Live from Orlando: Freescale’s Technology Forum
07/01/2008
By Gail Flower, Editor-in-chief
ORLANDO, FL —Everything about the Freescale Technology Forum Americas conference, held June 16 & 17, at the JW Marriott and Ritz Carlton Conference Center in Orlando, provided the attendee an opportunity to interact with the Freescale community. Even the badges for attendees were small circuit boards that produced a rotating billboard sign in small LEDs: “Freescale FTF – 2008”.
Rich Beyer, Chairman and CEO, Free-scale Semiconductor, Inc., welcomed the attendees. “Traditional market boundaries are beginning to blur, and it is important to gain insight in to converging market segments,” he said.
FTF provided a unique opportunity to experience industry-leading embedded processing and connectivity solutions markets such as automotive, consumer, industrial, mobile communications, medical, and networking applications.Monday began with a series of presentations and panel discussions and ended with a reception in the Technology Lab, a set up of posters and demonstrations from Freescale and many other partner sponsors. At the entrance you could play air hockey against a robot, which was mainly embedded with algorithms to act in a defensive mode.
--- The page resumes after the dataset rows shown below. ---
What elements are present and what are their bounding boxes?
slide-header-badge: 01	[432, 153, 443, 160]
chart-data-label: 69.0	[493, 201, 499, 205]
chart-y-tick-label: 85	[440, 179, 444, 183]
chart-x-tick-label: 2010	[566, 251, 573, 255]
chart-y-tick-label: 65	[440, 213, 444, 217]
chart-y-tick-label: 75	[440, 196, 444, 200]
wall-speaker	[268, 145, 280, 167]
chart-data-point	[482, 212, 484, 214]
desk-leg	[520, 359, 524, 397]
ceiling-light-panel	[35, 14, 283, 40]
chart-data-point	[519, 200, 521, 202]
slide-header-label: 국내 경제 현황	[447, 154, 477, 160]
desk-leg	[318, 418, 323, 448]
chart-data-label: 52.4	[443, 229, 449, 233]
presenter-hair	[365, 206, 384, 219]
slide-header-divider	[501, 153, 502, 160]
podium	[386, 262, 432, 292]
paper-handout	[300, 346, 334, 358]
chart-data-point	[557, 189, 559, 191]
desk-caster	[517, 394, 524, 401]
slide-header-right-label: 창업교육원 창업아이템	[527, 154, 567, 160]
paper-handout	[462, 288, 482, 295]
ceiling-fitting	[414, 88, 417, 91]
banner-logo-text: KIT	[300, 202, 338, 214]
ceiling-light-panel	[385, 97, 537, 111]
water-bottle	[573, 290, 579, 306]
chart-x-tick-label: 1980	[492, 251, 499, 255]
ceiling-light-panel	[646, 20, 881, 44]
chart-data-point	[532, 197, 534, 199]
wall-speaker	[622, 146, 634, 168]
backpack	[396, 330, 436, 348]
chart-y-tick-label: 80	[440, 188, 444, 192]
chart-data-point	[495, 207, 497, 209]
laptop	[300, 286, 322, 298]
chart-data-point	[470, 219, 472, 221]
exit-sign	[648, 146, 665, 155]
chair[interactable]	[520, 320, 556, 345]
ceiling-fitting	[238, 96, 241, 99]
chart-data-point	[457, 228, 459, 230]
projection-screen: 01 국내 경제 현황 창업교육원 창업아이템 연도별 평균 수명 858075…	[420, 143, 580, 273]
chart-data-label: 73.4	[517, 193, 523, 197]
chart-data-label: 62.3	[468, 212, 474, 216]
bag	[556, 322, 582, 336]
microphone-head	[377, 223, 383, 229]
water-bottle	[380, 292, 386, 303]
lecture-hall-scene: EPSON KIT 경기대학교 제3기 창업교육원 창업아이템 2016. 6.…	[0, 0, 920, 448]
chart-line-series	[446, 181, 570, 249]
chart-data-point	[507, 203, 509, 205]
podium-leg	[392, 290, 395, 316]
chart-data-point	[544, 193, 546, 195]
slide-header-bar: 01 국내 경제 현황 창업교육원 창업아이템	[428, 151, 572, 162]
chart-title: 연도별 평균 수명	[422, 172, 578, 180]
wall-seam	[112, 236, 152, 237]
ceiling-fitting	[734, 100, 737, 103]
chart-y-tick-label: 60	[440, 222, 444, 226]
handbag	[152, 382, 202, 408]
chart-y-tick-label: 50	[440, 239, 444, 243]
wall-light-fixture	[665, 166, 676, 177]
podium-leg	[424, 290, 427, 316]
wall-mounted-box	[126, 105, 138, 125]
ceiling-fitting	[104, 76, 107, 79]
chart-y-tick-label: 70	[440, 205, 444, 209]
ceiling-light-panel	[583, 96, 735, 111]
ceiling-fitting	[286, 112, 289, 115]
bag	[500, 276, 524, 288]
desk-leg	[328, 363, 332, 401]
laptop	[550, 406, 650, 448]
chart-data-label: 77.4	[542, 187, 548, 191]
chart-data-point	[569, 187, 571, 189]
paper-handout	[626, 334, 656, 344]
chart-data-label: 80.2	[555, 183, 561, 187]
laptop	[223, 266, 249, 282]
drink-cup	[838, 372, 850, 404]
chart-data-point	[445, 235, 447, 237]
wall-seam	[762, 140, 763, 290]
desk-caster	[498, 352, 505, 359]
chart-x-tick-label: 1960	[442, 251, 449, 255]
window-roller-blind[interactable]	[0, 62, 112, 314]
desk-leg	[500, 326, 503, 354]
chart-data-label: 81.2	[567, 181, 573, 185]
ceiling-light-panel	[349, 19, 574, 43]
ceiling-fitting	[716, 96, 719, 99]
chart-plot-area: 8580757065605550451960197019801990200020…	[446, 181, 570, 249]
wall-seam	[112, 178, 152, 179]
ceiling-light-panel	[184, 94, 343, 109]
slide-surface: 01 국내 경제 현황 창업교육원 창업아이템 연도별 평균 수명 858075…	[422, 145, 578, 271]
Partners such as Digi-Key, Cadence, and Mentor Graphics had posters and small demos. University-based research sponsored automobiles as demos also to show how fuel usage could be optimized through boards filled with advanced packages controlling the functions more efficiently in the average-Joe family mobile.
New product announcements from Freescale included the Flexis AC microcontroller family optimized for the large appliance market, the eight-core processor Q or IQ P4080 communications processor for performance and power efficiency of multicore processing, and three Power Architecture microcontrollers for addressing a broad range of cost-sensitive in-vehicle applications requiring 32-bit performance.
“Our goal at FTF is to provide an environment for inspiration and collaboration that will help unleash your imagination.” noted Beyer. Mission accomplished.